Procida non piangere più
Per le tue veggenti morte
Sparite senza il cambio
E l’argento delle cornici
Piegato e arrugginito
Che nonostante l’olio
Al sole non brilla più
Tanto corrosa la visione

Procida dove sono
I tossici segnati nel volto
Ripuliti per la vita nuova
I libertari perduti e soli
Dismessa la patria galera
Gli artisti che scappano
Troppo a lungo soffocati
Dal peso delle tue tette
Dure di lava e ferro

Procida li vedi
I tuoi figli ancora in mare
Negli alberghi e ristoranti
A far quadrare i conti
E i nipoti arrapati marci
Dal moderno bisinìss
Del turismo della cultura
Incastrato e consumato
Tra gli scogli inalgati
Delle beghe di paese
Arginati si spera almeno
Dalla tua costituzione

Procida come se la passa
Chi torna per le vacanze
Chi per ritrovare pace
Affetti e dimensione
Forse una soluzione
Che affonda nella
Sabbia nera che
Non si stacca
Più

Note
Merécòppa: Parte superiore del paese.
Mérevèscio: Parte bassa del paese, più vicina alle tre Marine.

Alfonso Maria Petrosino ha pubblicato quattro libri di poesia, Autostrada del sole in un giorno di eclisse (OMP 2008), Parole incrociate (Tracce 2008), Ostello della gioventù bruciata (Miraggi 2015) e Nature morte e vanità (Vydia 2020). La sua poesia, che descrive luoghi e situazioni in relazione a un paesaggio urbano e all’umanità che lo abita, si avvale di una metrica precisa e raffinata.

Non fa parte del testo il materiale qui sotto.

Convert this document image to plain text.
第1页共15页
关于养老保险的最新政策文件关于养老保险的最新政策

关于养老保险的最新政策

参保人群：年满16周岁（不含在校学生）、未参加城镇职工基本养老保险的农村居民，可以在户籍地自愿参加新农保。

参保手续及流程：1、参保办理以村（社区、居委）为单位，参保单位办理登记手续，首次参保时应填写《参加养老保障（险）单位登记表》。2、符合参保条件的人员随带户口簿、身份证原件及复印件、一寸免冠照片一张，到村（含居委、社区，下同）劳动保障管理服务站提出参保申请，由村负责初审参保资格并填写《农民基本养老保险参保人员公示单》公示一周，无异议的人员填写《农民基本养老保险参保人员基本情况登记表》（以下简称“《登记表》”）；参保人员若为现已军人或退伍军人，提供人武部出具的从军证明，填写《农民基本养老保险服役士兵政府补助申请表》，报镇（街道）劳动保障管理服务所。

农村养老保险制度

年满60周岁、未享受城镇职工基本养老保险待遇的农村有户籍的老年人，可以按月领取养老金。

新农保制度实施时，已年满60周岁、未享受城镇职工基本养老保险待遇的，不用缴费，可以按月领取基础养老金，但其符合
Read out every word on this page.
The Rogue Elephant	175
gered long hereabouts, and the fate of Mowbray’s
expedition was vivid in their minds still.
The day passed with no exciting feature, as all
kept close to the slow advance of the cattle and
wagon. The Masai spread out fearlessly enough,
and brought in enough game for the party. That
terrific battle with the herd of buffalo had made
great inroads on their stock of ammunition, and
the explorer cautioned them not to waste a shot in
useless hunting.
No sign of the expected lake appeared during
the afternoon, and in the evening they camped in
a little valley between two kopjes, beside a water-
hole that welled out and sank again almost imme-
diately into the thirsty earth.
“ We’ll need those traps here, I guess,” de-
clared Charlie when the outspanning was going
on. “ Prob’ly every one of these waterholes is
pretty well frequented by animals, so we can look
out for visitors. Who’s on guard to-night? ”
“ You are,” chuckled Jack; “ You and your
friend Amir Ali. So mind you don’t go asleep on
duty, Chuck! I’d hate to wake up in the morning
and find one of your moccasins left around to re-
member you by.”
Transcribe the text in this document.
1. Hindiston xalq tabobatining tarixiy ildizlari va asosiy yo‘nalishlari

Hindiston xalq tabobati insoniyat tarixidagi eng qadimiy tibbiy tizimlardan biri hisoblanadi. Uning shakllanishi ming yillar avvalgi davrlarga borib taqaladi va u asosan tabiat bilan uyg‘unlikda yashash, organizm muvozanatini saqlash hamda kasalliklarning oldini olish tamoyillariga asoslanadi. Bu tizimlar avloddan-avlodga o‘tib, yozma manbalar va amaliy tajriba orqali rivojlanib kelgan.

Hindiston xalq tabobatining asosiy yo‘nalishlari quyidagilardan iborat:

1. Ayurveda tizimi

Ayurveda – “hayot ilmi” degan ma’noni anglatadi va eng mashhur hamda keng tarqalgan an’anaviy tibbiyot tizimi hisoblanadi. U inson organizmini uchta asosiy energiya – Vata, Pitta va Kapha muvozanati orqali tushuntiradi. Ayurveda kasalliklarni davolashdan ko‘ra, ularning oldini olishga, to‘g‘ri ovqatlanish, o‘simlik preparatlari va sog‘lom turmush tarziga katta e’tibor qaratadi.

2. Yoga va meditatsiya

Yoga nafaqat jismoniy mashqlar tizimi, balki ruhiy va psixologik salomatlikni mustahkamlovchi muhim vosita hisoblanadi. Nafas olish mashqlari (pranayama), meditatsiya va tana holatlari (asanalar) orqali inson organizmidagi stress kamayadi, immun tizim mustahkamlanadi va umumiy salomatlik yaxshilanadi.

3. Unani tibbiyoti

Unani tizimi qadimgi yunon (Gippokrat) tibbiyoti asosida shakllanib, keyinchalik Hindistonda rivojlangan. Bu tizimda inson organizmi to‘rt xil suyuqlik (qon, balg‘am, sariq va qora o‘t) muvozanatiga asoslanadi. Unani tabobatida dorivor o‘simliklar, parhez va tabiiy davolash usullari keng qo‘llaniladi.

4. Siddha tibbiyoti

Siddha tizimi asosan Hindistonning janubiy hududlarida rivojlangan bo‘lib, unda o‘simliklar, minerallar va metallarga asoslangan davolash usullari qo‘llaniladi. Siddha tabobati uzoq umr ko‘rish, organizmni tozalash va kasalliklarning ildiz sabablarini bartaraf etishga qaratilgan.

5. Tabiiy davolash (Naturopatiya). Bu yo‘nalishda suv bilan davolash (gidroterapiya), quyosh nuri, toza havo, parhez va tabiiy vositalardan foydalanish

La redazione di Poesia del nostro tempo ha scelto Alfonso Maria Petrosino per impersonare la figura del maestro, capace di leggere attentamente e suggerire soluzioni, anche ai neofiti della poesia, proprio per la sua capacità sia di aderire al “canone”, alla tradizione, che di frequentare i nuovi palcoscenici della poesia, dagli happening e performances al poetry slam, essendo stato campione indiscusso di queste scene per molti anni.